What inspired you to write your memoir?
I was posting daily reports of my skateboarding trip across Japan on my blog and many people were telling me how much they enjoyed reading them. A friend suggested that I should write a book, and so after many many hours of sitting in a cafe and rewriting, I had my first book.
About your Book:
After seven years and 20 passport stamps from going to Japan and back, Sean quits the Alaskan oilfields to move to Tokyo and live the Japanese dream. His new life includes eating ramen noodles, riding immaculate trains, drinking beer outside without getting put in the back of a police car for it, and dating girls with chests much smaller than his.

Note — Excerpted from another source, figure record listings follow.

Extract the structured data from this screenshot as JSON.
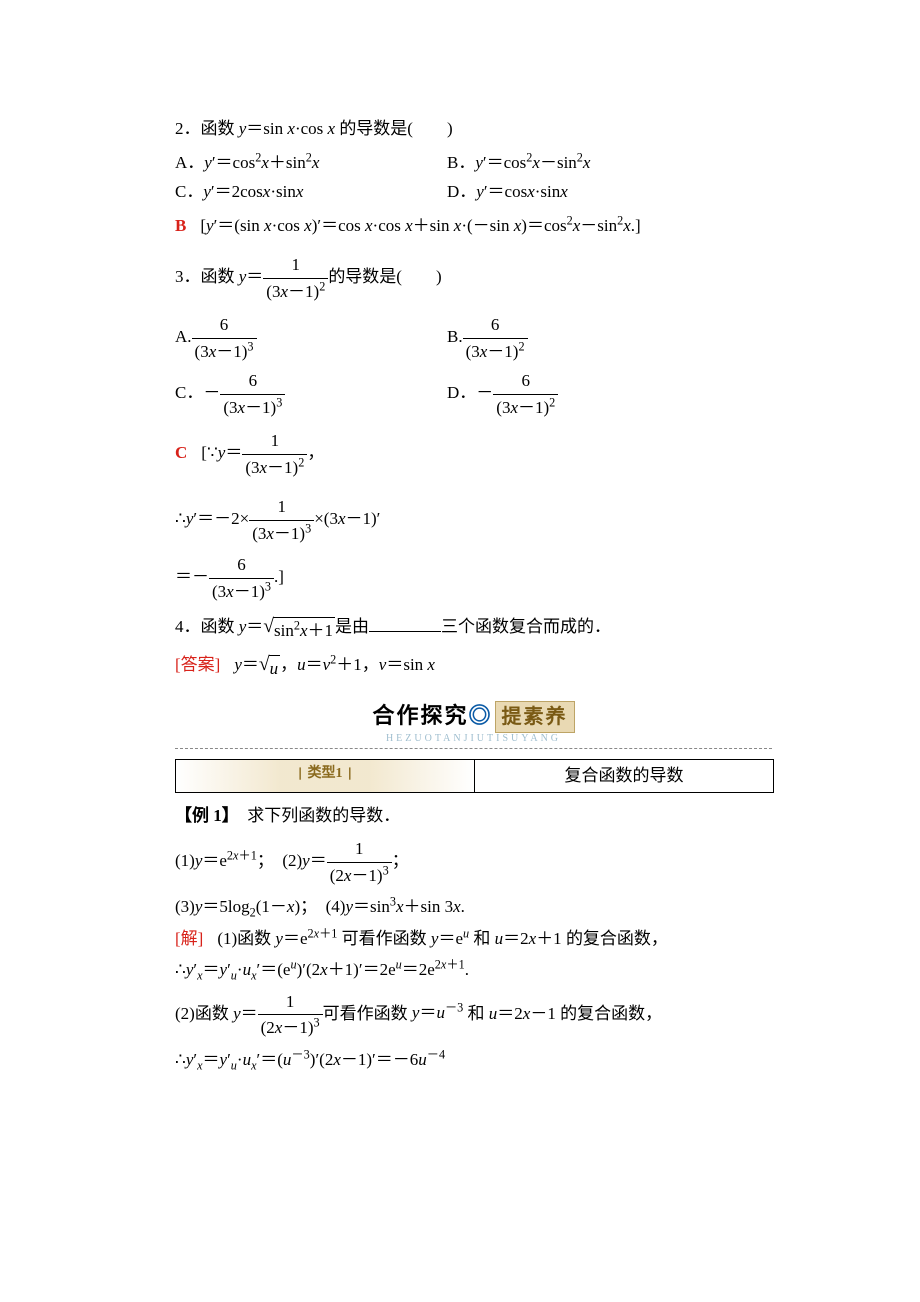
{
  "colors": {
    "answer_red": "#d8221a",
    "accent_blue": "#0a5aa6",
    "box_bg": "#e9d9b3",
    "box_text": "#7a5a14",
    "pinyin": "#9fbecf"
  },
  "q2": {
    "number": "2．",
    "stem_pre": "函数 ",
    "stem_expr_y": "y",
    "stem_eq": "＝",
    "stem_expr_rhs": "sin x·cos x",
    "stem_post": " 的导数是(　　)",
    "optA_label": "A．",
    "optA_expr": "y′＝cos²x＋sin²x",
    "optB_label": "B．",
    "optB_expr": "y′＝cos²x－sin²x",
    "optC_label": "C．",
    "optC_expr": "y′＝2cosx·sinx",
    "optD_label": "D．",
    "optD_expr": "y′＝cosx·sinx",
    "answer_letter": "B",
    "answer_expl": "[y′＝(sin x·cos x)′＝cos x·cos x＋sin x·(－sin x)＝cos²x－sin²x.]"
  },
  "q3": {
    "number": "3．",
    "stem_pre": "函数 ",
    "stem_y": "y",
    "stem_eq": "＝",
    "frac_num": "1",
    "frac_den": "(3x－1)²",
    "stem_post": "的导数是(　　)",
    "optA_label": "A.",
    "optA_num": "6",
    "optA_den": "(3x－1)³",
    "optB_label": "B.",
    "optB_num": "6",
    "optB_den": "(3x－1)²",
    "optC_label": "C．",
    "optC_neg": "－",
    "optC_num": "6",
    "optC_den": "(3x－1)³",
    "optD_label": "D．",
    "optD_neg": "－",
    "optD_num": "6",
    "optD_den": "(3x－1)²",
    "answer_letter": "C",
    "expl_open": "[∵",
    "expl_y": "y",
    "expl_eq": "＝",
    "expl_f1_num": "1",
    "expl_f1_den": "(3x－1)²",
    "expl_comma": "，",
    "line2_pre": "∴y′＝－2×",
    "line2_num": "1",
    "line2_den": "(3x－1)³",
    "line2_post": "×(3x－1)′",
    "line3_pre": "＝－",
    "line3_num": "6",
    "line3_den": "(3x－1)³",
    "line3_post": ".]"
  },
  "q4": {
    "number": "4．",
    "stem_pre": "函数 ",
    "stem_y": "y",
    "stem_eq": "＝",
    "radicand": "sin²x＋1",
    "stem_mid": "是由",
    "stem_post": "三个函数复合而成的．",
    "ans_label": "[答案]",
    "ans_expr_1_lhs": "y",
    "ans_expr_1_eq": "＝",
    "ans_expr_1_rad": "u",
    "ans_sep1": "，",
    "ans_expr_2": "u＝v²＋1",
    "ans_sep2": "，",
    "ans_expr_3": "v＝sin x"
  },
  "section": {
    "title_left": "合作探究",
    "title_dot": "◎",
    "title_right": "提素养",
    "pinyin": "HEZUOTANJIUTISUYANG",
    "type_label": "类型1",
    "type_title": "复合函数的导数"
  },
  "example": {
    "label": "【例 1】",
    "stem": "　求下列函数的导数．",
    "item1_label": "(1)",
    "item1_expr": "y＝e",
    "item1_exp": "2x＋1",
    "item1_sep": "；",
    "item2_label": "(2)",
    "item2_y": "y",
    "item2_eq": "＝",
    "item2_num": "1",
    "item2_den": "(2x－1)³",
    "item2_end": "；",
    "item3_label": "(3)",
    "item3_expr": "y＝5log₂(1－x)",
    "item3_sep": "；",
    "item4_label": "(4)",
    "item4_expr": "y＝sin³x＋sin 3x.",
    "sol_label": "[解]",
    "sol1_pre": "(1)函数 ",
    "sol1_expr1": "y＝e",
    "sol1_exp1": "2x＋1",
    "sol1_mid": " 可看作函数 ",
    "sol1_expr2": "y＝e",
    "sol1_exp2": "u",
    "sol1_and": " 和 ",
    "sol1_expr3": "u＝2x＋1",
    "sol1_post": " 的复合函数，",
    "sol1_line2": "∴y′ₓ＝y′ᵤ·uₓ′＝(eᵘ)′(2x＋1)′＝2eᵘ＝2e",
    "sol1_line2_exp": "2x＋1",
    "sol1_line2_end": ".",
    "sol2_pre": "(2)函数 ",
    "sol2_y": "y",
    "sol2_eq": "＝",
    "sol2_num": "1",
    "sol2_den": "(2x－1)³",
    "sol2_mid": "可看作函数 ",
    "sol2_expr2": "y＝u⁻³",
    "sol2_and": " 和 ",
    "sol2_expr3": "u＝2x－1",
    "sol2_post": " 的复合函数，",
    "sol2_line2": "∴y′ₓ＝y′ᵤ·uₓ′＝(u⁻³)′(2x－1)′＝－6u⁻⁴"
  }
}
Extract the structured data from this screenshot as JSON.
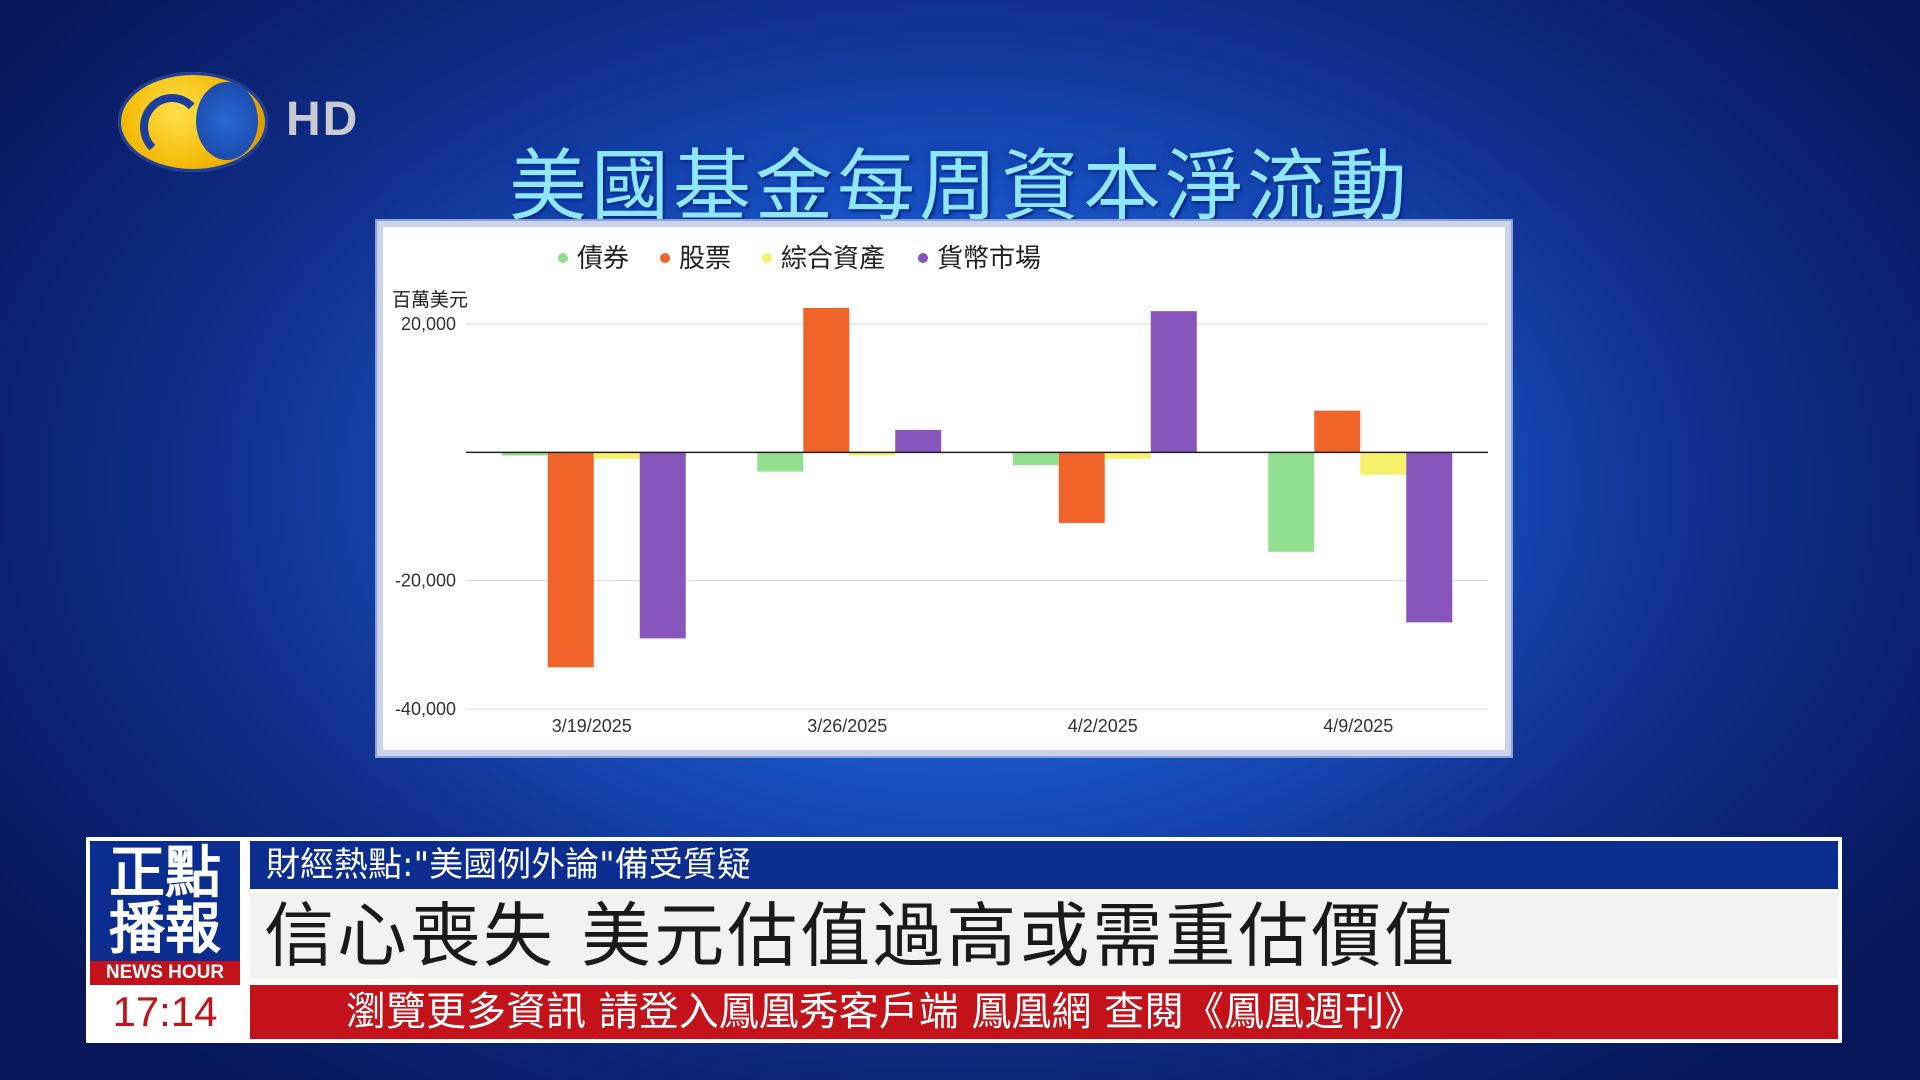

Life is good at first. Sean attends a Japanese language school, doesn’t work and generally splits his time between playing Playstation and exploring the streets of Tokyo on his skateboard. Then he gets a job teaching English, during which he hands small children paper balls so they can throw them at the stick figures of white and black people drawn on the whiteboard.
The new job is fun for a while but it soon grows old. Sean grows tired of wearing a necktie while it feels as if the best years of his life are slipping away like beach sand through his fingers. Life becomes a boring routine again, and he takes to popping the caps off fat-tipped, black Magic Markers and sniffing them in between teaching periods just to feel alive again. But soon his tolerance grows, making the high disappear and he becomes even more unhappy.
So what does he do? He summons balls the size of a wild tanuki to tell his boss he quits and watches Forest Gump in Japanese over and over. Then, together with his skateboard, Sean hops on a plane to Hokkaido (Japan’s northernmost island) where this story begins.
How did you decide how to publish your book and where is it published through:
Another friend introduced me to Kindle self-publishing, and I was immediately interested. It’s only on Amazon at the moment.
How do you see writing a Memoir as different from writing other genres of books?
An imagination isn’t necessary to write a memoir. You don’t have to make anything up, just go out and do something you’re interested in and share you’re experience. Somebody out there will be interested.
Sean lives in Tokyo in a shoebox-sized apartment. In his free time and while at his 9-5 job, if he can or can’t get away with it, he likes to read, write, and daydream of new adventures he’d like to set out on, like skateboarding across Cuba and changing his name to Sancho Panza and riding a donkey across China.